Expression features of SOX9 associate with tumor progression and poor prognosis of hepatocellular carcinoma

Postgraduate Medical School of PLA, Beijing, China.
Diagnostic Pathology (Impact Factor: 2.6). 04/2012; 7(1):44. DOI: 10.1186/1746-1596-7-44
Source: PubMed


SOX9 as a member of the SOX (SRY [sex determining region Y] box) gene superfamily has been previously demonstrated to be a proto-oncogene in a variety of malignancies. However, the clinical significance of SOX9 expression in hepatocellular carcinoma (HCC) remains unclear. The aim of this study was to investigate the expression of SOX9 in HCC and determine its correlation with tumor progression and prognosis.

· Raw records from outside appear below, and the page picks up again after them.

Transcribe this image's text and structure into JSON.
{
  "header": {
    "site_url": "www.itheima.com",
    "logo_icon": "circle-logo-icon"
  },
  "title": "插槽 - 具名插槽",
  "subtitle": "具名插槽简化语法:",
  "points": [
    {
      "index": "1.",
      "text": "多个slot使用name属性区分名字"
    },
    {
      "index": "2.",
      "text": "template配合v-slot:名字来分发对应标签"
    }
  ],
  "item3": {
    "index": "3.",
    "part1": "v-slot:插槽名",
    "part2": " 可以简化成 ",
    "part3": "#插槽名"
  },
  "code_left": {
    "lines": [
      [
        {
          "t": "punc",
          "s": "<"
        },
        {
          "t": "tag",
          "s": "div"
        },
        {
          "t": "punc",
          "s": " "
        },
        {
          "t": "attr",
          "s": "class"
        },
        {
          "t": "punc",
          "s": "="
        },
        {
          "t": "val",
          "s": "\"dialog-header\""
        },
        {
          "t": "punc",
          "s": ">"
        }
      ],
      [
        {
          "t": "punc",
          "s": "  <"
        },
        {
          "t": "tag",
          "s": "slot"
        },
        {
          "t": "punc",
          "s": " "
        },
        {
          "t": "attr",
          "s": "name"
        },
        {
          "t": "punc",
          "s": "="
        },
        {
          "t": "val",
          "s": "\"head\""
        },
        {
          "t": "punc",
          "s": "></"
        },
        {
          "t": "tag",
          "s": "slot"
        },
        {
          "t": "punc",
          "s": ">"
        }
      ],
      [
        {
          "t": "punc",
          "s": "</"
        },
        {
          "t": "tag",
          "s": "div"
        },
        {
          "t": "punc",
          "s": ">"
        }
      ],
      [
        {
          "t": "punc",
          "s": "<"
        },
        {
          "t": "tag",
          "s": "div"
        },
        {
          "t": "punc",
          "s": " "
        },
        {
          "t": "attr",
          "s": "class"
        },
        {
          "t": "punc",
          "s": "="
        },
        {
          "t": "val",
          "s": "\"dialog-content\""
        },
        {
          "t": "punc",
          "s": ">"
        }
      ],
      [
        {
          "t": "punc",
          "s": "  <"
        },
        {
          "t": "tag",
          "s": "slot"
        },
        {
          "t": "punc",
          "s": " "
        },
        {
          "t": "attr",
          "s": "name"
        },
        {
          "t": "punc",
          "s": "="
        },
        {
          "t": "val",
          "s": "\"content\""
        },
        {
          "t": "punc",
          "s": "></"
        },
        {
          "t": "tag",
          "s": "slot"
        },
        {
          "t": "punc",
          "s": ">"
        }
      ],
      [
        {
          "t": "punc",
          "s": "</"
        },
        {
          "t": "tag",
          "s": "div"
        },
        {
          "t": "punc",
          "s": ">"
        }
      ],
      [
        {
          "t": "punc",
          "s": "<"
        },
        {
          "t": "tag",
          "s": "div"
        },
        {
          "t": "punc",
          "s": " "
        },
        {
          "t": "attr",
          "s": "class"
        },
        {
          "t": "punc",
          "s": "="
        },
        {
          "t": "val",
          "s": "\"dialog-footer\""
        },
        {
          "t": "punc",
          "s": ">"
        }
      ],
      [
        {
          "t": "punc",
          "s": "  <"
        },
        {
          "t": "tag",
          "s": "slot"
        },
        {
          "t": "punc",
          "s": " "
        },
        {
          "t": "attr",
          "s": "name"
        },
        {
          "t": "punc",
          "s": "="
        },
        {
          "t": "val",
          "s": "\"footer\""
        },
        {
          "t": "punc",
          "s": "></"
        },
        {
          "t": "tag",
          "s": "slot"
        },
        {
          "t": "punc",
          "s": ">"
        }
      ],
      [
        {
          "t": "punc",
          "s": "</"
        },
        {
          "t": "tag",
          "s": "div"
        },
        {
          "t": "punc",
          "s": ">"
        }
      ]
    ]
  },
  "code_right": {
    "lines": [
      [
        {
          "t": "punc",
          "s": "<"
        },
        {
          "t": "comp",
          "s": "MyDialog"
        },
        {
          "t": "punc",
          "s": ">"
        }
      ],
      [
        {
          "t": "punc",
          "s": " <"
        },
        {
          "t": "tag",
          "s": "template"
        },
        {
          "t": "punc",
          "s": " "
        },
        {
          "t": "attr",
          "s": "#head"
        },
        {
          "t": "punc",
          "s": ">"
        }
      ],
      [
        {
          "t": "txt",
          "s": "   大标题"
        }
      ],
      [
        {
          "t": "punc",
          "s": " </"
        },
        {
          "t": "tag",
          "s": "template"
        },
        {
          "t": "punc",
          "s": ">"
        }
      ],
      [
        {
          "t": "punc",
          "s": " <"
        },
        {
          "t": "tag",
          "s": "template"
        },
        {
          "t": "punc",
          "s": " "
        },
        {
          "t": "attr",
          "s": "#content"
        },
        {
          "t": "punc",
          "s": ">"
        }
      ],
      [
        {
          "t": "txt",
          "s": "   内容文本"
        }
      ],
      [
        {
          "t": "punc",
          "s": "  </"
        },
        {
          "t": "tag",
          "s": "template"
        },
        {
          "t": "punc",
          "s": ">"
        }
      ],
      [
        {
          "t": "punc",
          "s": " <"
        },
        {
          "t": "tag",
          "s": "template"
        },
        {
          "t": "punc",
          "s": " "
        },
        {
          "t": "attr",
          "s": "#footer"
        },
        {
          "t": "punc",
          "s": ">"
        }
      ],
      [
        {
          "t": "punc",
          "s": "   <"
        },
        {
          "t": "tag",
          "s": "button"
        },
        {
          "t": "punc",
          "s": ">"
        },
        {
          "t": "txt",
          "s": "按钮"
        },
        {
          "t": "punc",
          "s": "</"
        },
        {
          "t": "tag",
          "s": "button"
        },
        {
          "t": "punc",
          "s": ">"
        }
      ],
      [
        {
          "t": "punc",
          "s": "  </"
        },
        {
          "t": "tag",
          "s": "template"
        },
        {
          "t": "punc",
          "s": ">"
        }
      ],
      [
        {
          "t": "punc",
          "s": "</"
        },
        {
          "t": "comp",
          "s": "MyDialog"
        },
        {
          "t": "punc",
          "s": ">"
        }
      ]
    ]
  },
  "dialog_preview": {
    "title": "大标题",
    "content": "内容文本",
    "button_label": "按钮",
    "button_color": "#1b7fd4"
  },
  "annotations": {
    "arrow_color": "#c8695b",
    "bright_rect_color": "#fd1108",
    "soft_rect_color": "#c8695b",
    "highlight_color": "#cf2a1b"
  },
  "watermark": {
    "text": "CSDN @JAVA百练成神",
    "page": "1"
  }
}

One-hundred and thirty HCC patients who had undergone curative liver resection were selected and immunohistochemistry, Western blotting, and quantitative real time polymerase chain reaction (Q-PCR) were performed to analyze SOX9 expression in the respective tumors.
Immunohistochemistry, Western blotting, and Q-PCR consistently confirmed SOX9 overexpression in HCC tissues compared with their adjacent nonneoplastic tissues (P ≪ 0.01). Additionally, immunostaining showed more SOX9 positive cells in the higher tumor stage (T3 ~ 4) and tumor grade (G3) than in the lower tumor stage (T1 ~ 2, P = 0.03) and tumor grade (G1 ~ 2, P = 0.01), respectively. Moreover, HCC patients with high SOX9 expression were significantly associated with lower 5-year overall survival (P ≪ 0.01) and lower 5-year disease-free survival (P ≪ 0.01), respectively. The Cox proportional hazards model further showed that SOX9 over-expression was an independent poor prognostic factor for both 5-year disease-free survival (hazards ratio [HR] = 2.621, 95% confidence interval[CI] = 1.548-5.829, P = 0.01) and 5-year overall survival (HR = 3.825, CI = 1.638-7.612, P = 0.003) in HCC.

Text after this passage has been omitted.